Cosby, 82, blind and frail, is not ill nor has he tested positive for the virus, according to his spokesman, Andrew Wyatt. Cosby has been in Pennsylvania prison SCI-Phoenix, near Philadelphia, since September 2018 after being convicted of three sex crimes.
Cosby fears contracting the virus from other inmates who escort him around the prison in his wheelchair or from guards who might bring the illness from the outside, Wyatt said.
Cosby’s lawyers want the state parole board to release nonviolent elderly inmates, including Cosby, to house arrest for the remainder of their sentences. So far, no decision has been made.
“Prisons and jails around the country are becoming infested with coronavirus cases and it’s only a matter of time before Mr. Cosby’s prison likely falls victim to the virus,” Wyatt said in a statement.
Avenatti, 49, the ex-lawyer to adult-film actress Stormy Daniels, who accused Trump of sexual misconduct, wants out of a federal jail in New York City where he is awaiting sentencing in June for his February conviction on charges of trying to extort $25 million from sportswear giant Nike.
Avenatti’s lawyer, H. Dean Steward, argued for temporary release with electronic monitoring until the pandemic is over, citing Avenatti’s bout of pneumonia six months ago, a sick cellmate and filthy jail conditions.
“Mr. Avenatti is more at risk than most, as he had pneumonia late last year,” Steward argued in court documents. “The Metropolitan Correctional Center where he is being held has its first COVID-19 case, and the potential for true disaster and wholesale death from the virus is enormous.”
U.S. District Court Judge James Selna in California declined to immediately release Avenatti and a final decision is pending. Avenatti faces scheduled criminal trials in New York next month and in Los Angeles in May, although those may be delayed due to the coronavirus crisis.

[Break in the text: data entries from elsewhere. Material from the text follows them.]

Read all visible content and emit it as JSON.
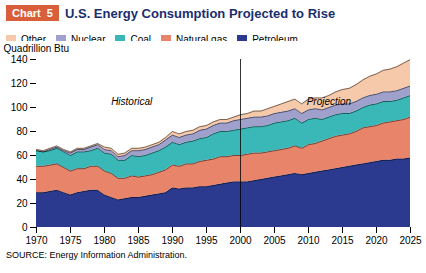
{
  "chart_data": {
    "type": "area",
    "stacked": true,
    "title": "U.S. Energy Consumption Projected to Rise",
    "chart_label": "Chart  5",
    "source": "SOURCE: Energy Information Administration.",
    "ylabel": "Quadrillion Btu",
    "x": [
      1970,
      1971,
      1972,
      1973,
      1974,
      1975,
      1976,
      1977,
      1978,
      1979,
      1980,
      1981,
      1982,
      1983,
      1984,
      1985,
      1986,
      1987,
      1988,
      1989,
      1990,
      1991,
      1992,
      1993,
      1994,
      1995,
      1996,
      1997,
      1998,
      1999,
      2000,
      2001,
      2002,
      2003,
      2004,
      2005,
      2006,
      2007,
      2008,
      2009,
      2010,
      2011,
      2012,
      2013,
      2014,
      2015,
      2016,
      2017,
      2018,
      2019,
      2020,
      2021,
      2022,
      2023,
      2024,
      2025
    ],
    "series": [
      {
        "name": "Petroleum",
        "color": "#2b3a8f",
        "values": [
          29,
          29,
          30,
          31,
          29,
          27,
          29,
          30,
          31,
          31,
          27,
          25,
          23,
          24,
          25,
          25,
          26,
          27,
          28,
          29,
          33,
          32,
          33,
          33,
          34,
          34,
          35,
          36,
          37,
          38,
          38,
          38,
          39,
          40,
          41,
          42,
          43,
          44,
          45,
          44,
          45,
          46,
          47,
          48,
          49,
          50,
          51,
          52,
          53,
          54,
          55,
          56,
          56,
          57,
          57,
          58
        ]
      },
      {
        "name": "Natural gas",
        "color": "#e8846a",
        "values": [
          22,
          22,
          22,
          22,
          21,
          20,
          20,
          19,
          20,
          20,
          20,
          20,
          18,
          17,
          18,
          17,
          17,
          17,
          18,
          19,
          19,
          19,
          20,
          20,
          21,
          22,
          22,
          23,
          22,
          22,
          22,
          23,
          23,
          22,
          22,
          22,
          22,
          22,
          23,
          22,
          24,
          24,
          25,
          26,
          27,
          27,
          27,
          28,
          30,
          30,
          30,
          31,
          32,
          32,
          33,
          34
        ]
      },
      {
        "name": "Coal",
        "color": "#3ab8b8",
        "values": [
          13,
          12,
          12,
          13,
          13,
          13,
          14,
          14,
          13,
          15,
          15,
          16,
          15,
          15,
          17,
          17,
          17,
          18,
          18,
          19,
          19,
          18,
          18,
          19,
          19,
          19,
          21,
          21,
          21,
          21,
          22,
          22,
          22,
          22,
          22,
          23,
          23,
          23,
          23,
          21,
          21,
          21,
          18,
          18,
          18,
          18,
          17,
          17,
          17,
          18,
          18,
          18,
          17,
          17,
          18,
          18
        ]
      },
      {
        "name": "Nuclear",
        "color": "#a0a0cc",
        "values": [
          0,
          0,
          1,
          1,
          1,
          2,
          2,
          2,
          3,
          3,
          3,
          3,
          3,
          4,
          4,
          5,
          5,
          5,
          5,
          6,
          6,
          6,
          6,
          6,
          7,
          7,
          7,
          7,
          7,
          8,
          8,
          8,
          8,
          8,
          8,
          8,
          8,
          8,
          8,
          8,
          8,
          8,
          8,
          8,
          8,
          8,
          8,
          8,
          8,
          8,
          8,
          8,
          8,
          8,
          8,
          8
        ]
      },
      {
        "name": "Other",
        "color": "#f5c9aa",
        "values": [
          1,
          1,
          1,
          1,
          1,
          1,
          1,
          1,
          1,
          1,
          2,
          2,
          2,
          2,
          2,
          2,
          2,
          2,
          2,
          2,
          3,
          3,
          3,
          3,
          3,
          3,
          3,
          3,
          3,
          3,
          4,
          4,
          5,
          5,
          6,
          6,
          7,
          8,
          8,
          8,
          9,
          9,
          10,
          10,
          11,
          12,
          13,
          14,
          15,
          16,
          17,
          18,
          19,
          20,
          21,
          22
        ]
      }
    ],
    "xlim": [
      1970,
      2025
    ],
    "xticks": [
      1970,
      1975,
      1980,
      1985,
      1990,
      1995,
      2000,
      2005,
      2010,
      2015,
      2020,
      2025
    ],
    "ylim": [
      0,
      140
    ],
    "yticks": [
      0,
      20,
      40,
      60,
      80,
      100,
      120,
      140
    ],
    "divider": 2000,
    "annotations": [
      {
        "text": "Historical",
        "x": 1984,
        "y": 105
      },
      {
        "text": "Projection",
        "x": 2013,
        "y": 105
      }
    ],
    "legend": "top"
  }
}
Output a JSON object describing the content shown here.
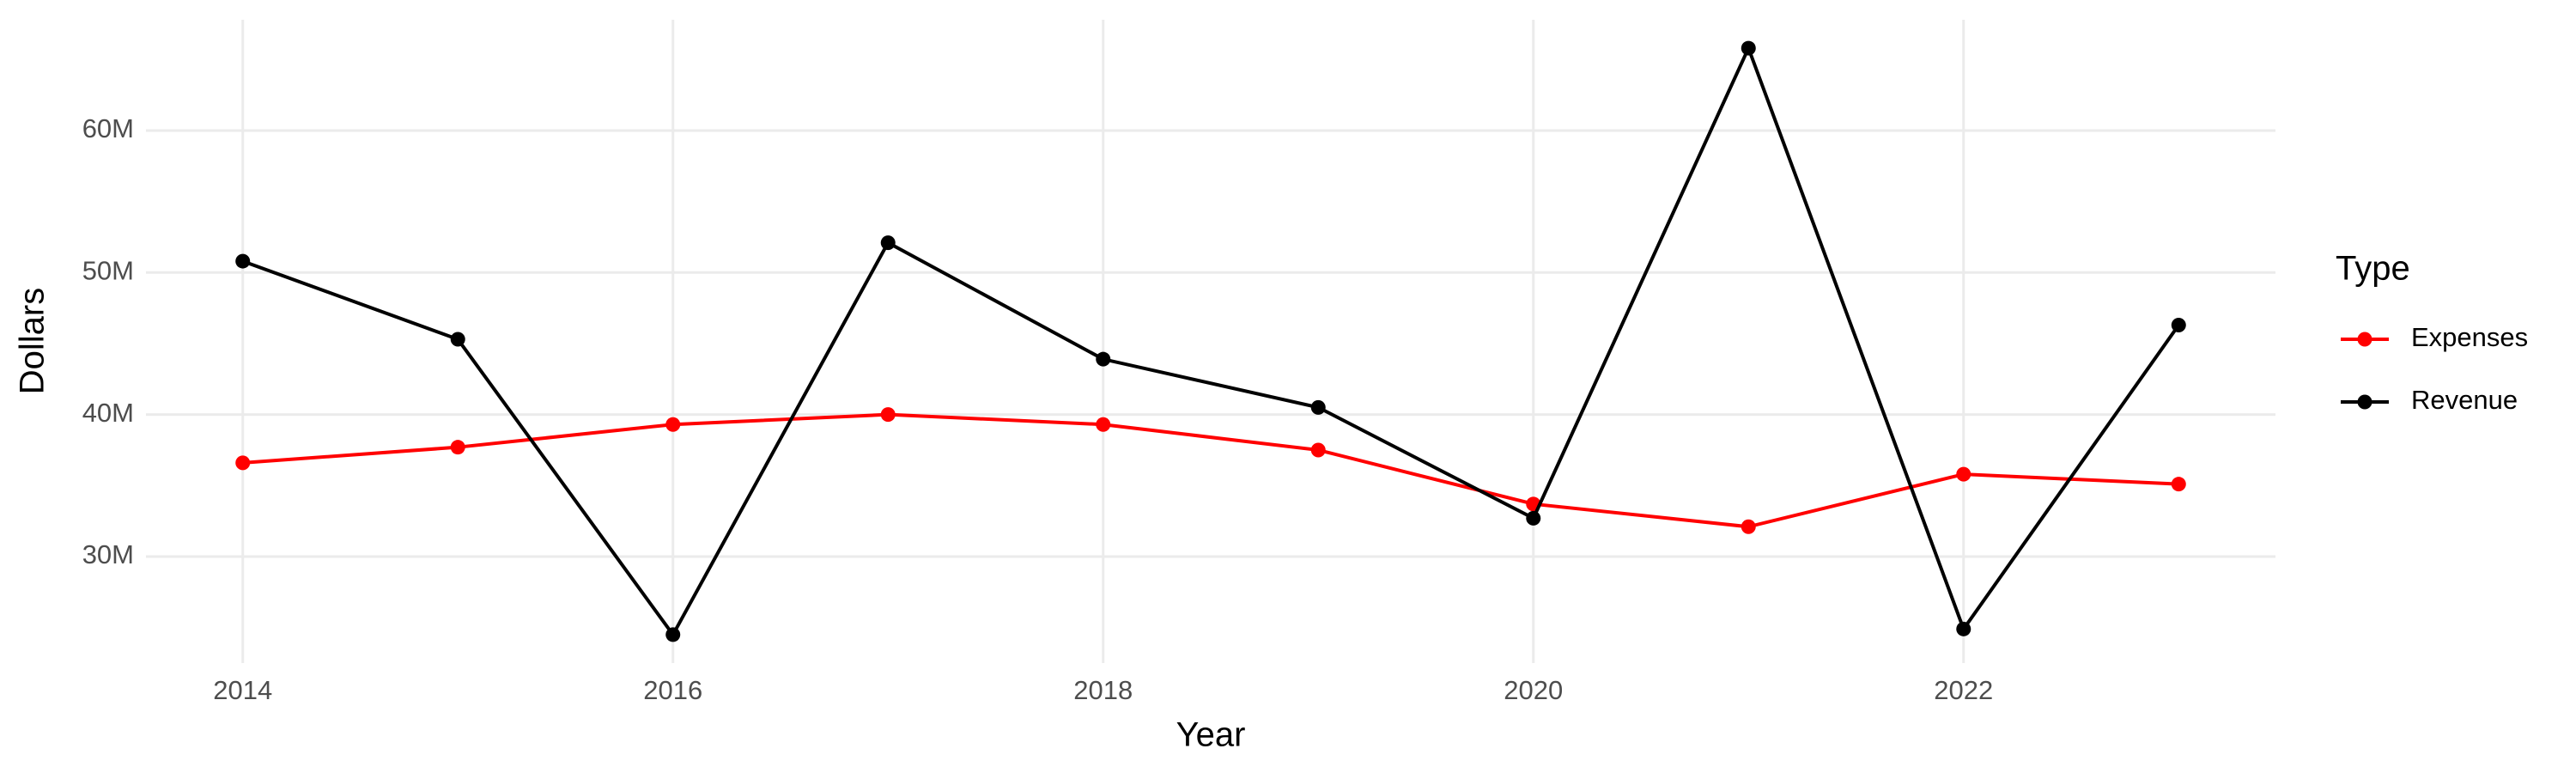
{
  "chart_data": {
    "type": "line",
    "x_label": "Year",
    "y_label": "Dollars",
    "legend_title": "Type",
    "x": [
      2014,
      2015,
      2016,
      2017,
      2018,
      2019,
      2020,
      2021,
      2022,
      2023
    ],
    "series": [
      {
        "name": "Expenses",
        "color": "#ff0000",
        "values": [
          36600000,
          37700000,
          39300000,
          40000000,
          39300000,
          37500000,
          33700000,
          32100000,
          35800000,
          35100000
        ]
      },
      {
        "name": "Revenue",
        "color": "#000000",
        "values": [
          50800000,
          45300000,
          24500000,
          52100000,
          43900000,
          40500000,
          32700000,
          65800000,
          24900000,
          46300000
        ]
      }
    ],
    "xlim": [
      2013.55,
      2023.45
    ],
    "xticks": [
      2014,
      2016,
      2018,
      2020,
      2022
    ],
    "ylim": [
      22500000,
      67800000
    ],
    "yticks": [
      {
        "value": 30000000,
        "label": "30M"
      },
      {
        "value": 40000000,
        "label": "40M"
      },
      {
        "value": 50000000,
        "label": "50M"
      },
      {
        "value": 60000000,
        "label": "60M"
      }
    ],
    "grid": true,
    "legend": "right"
  }
}
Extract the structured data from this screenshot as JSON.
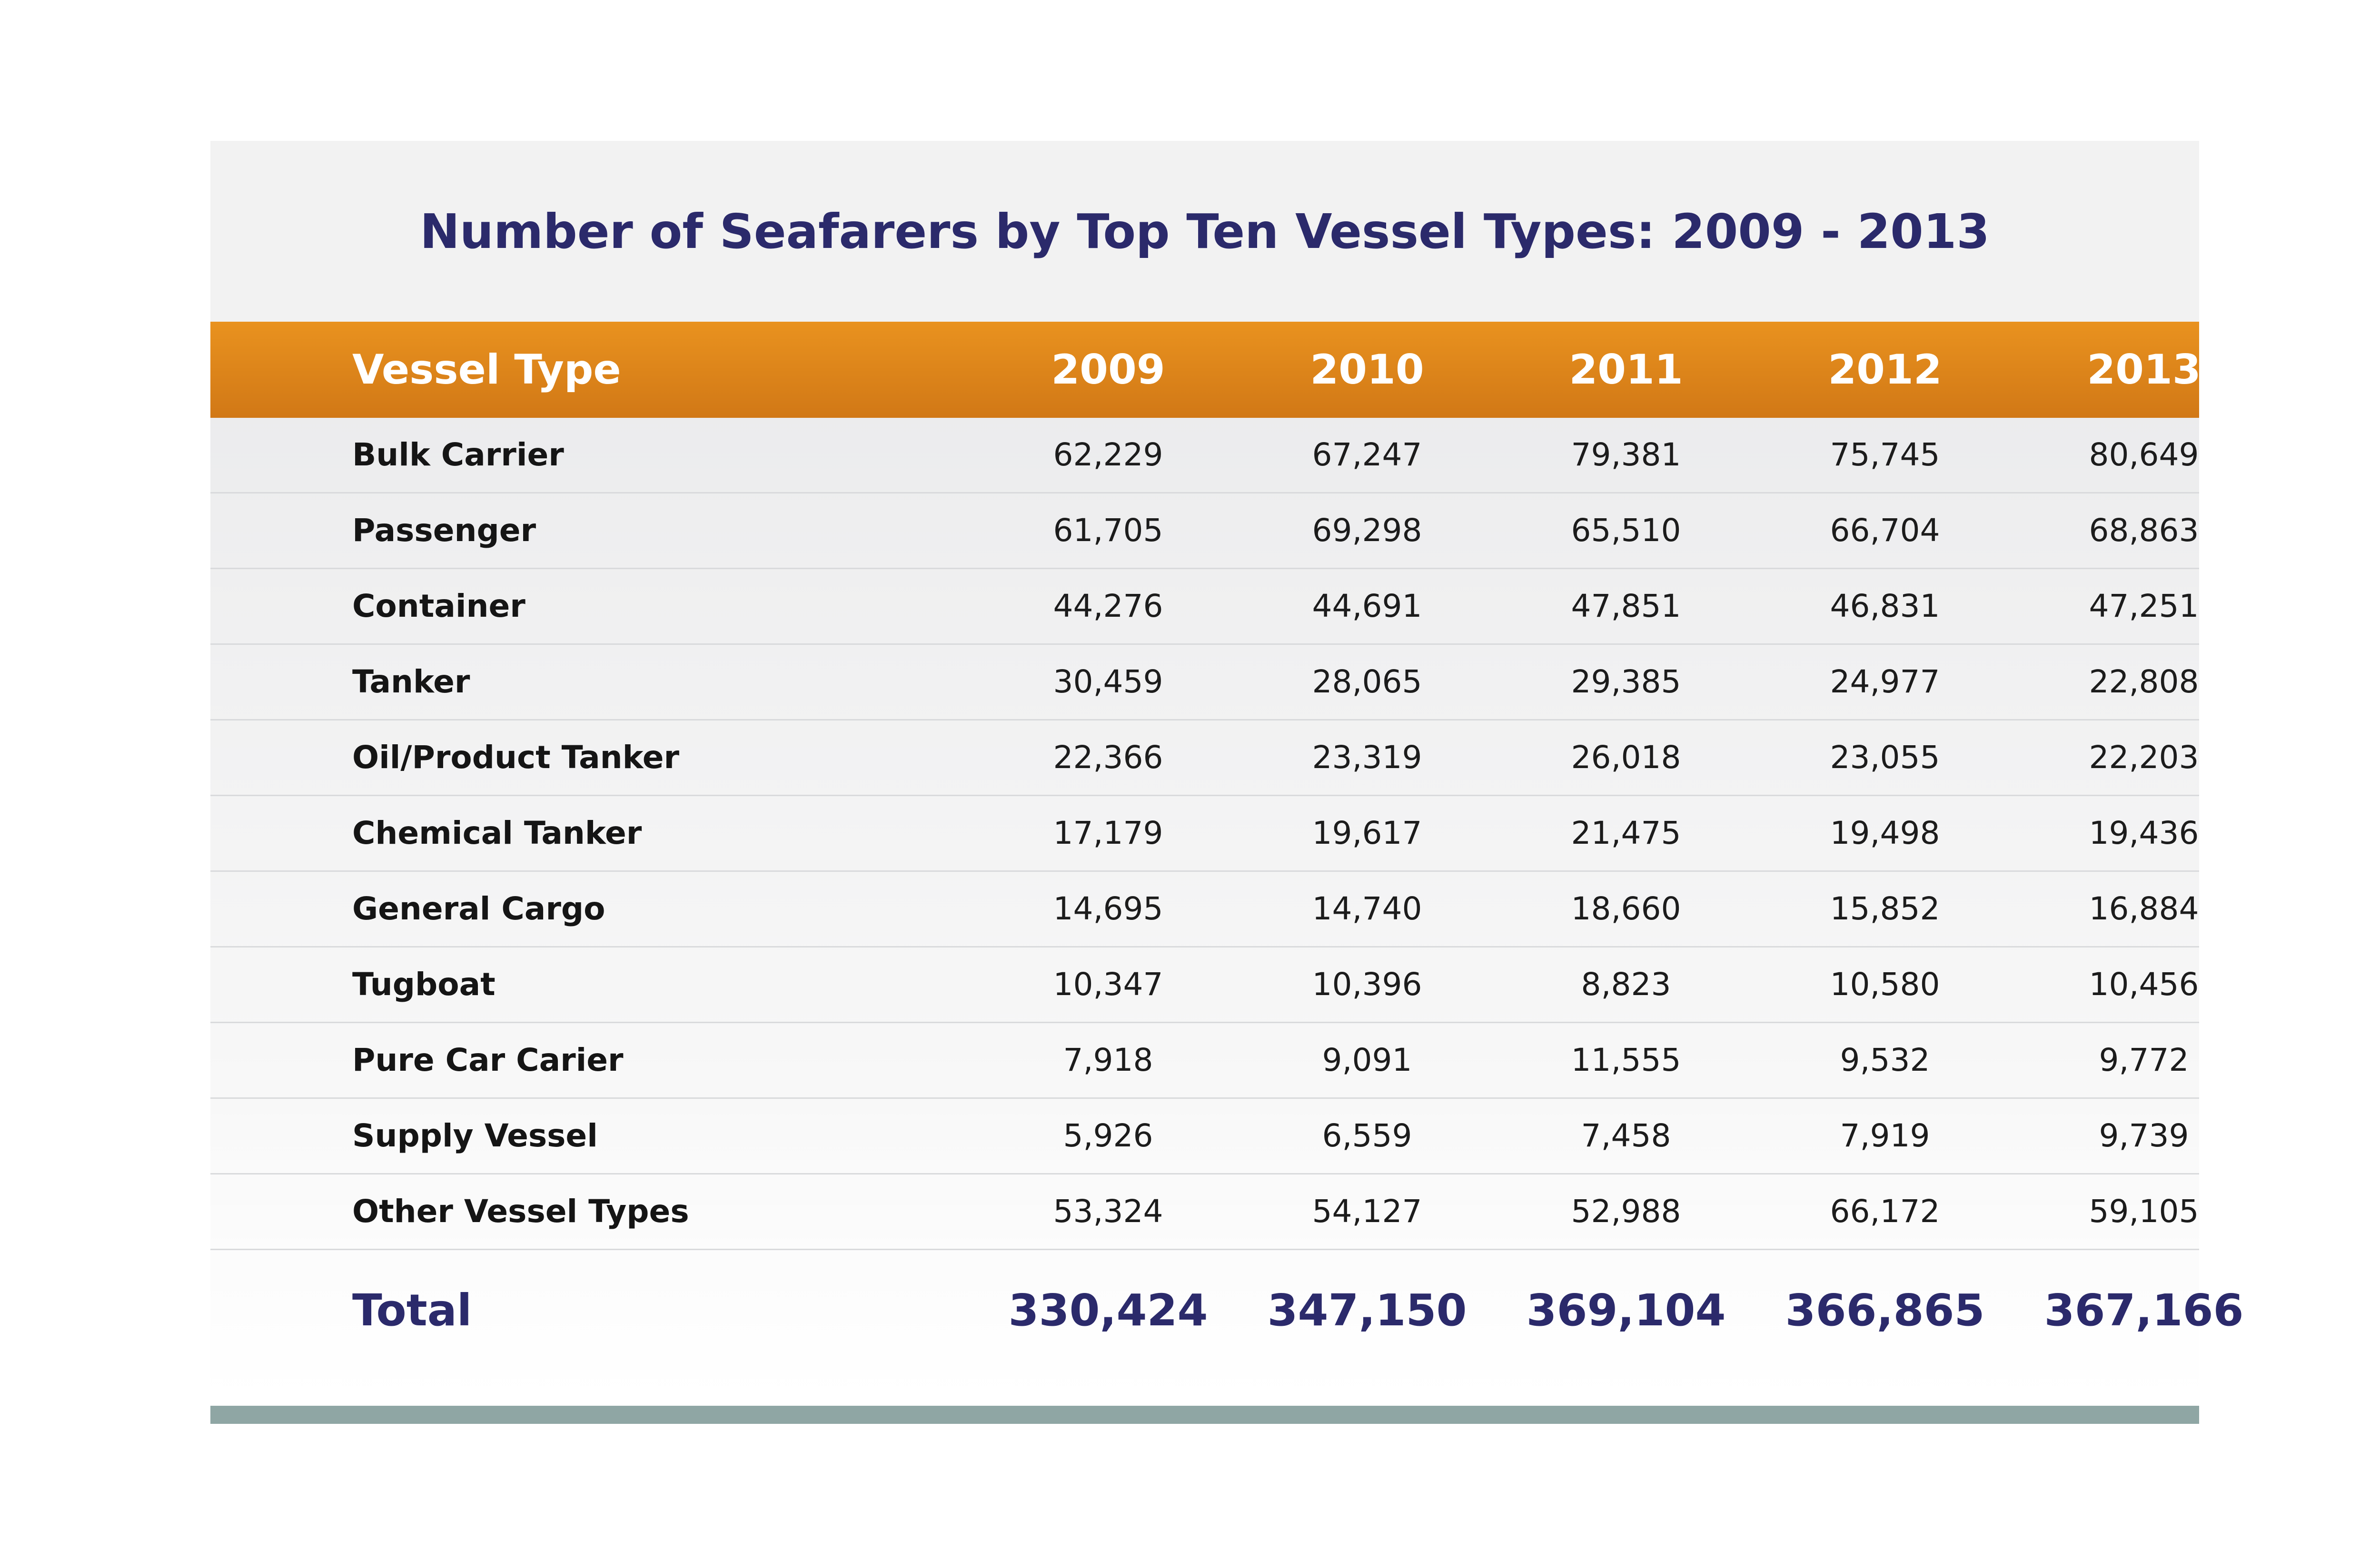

Trump’s ex-personal lawyer, Cohen, 53, who pleaded guilty to federal charges including campaign finance fraud and lying to Congress, was denied his bid for early release from a three-year prison sentence last week, after he cited coronavirus fears.
U.S. District Judge William Pauley III said it seemed Cohen’s request for release to home confinement “appears to be just another effort to inject himself into the news cycle.”
Last week on Twitter, Cohen, 53, who is in a prison in Otisville, New York, posted an online petition by inmates calling on federal authorities to let nonviolent offenders complete their sentences in home confinement to reduce their risk of contracting the virus.
On Tuesday, he tweeted that an inmate had tested positive. “It’s time for the Federal Government to act responsibly!”
In New York, the judge who sentenced Tekashi 6ix9ine, 23, (real name Daniel Hernandez) to prison said last week he would have ordered home confinement instead if he had known about the coronavirus in December.
Nevertheless, U.S. District Judge Paul Engelmayer rejected Hernandez’s bid to be released early for the remaining four months of his two-year prison term, after prosecutors pointed out he didn’t have the legal authority to change the sentence.
The judge, who noted that Hernandez suffers from asthma, issued “instructive guidance” to the Bureau of Prisons to use if it considers an application by the rapper for early release. Hernandez pleaded guilty to racketeering and other crimes and testified against members of the Nine Trey Gangsta Bloods gang.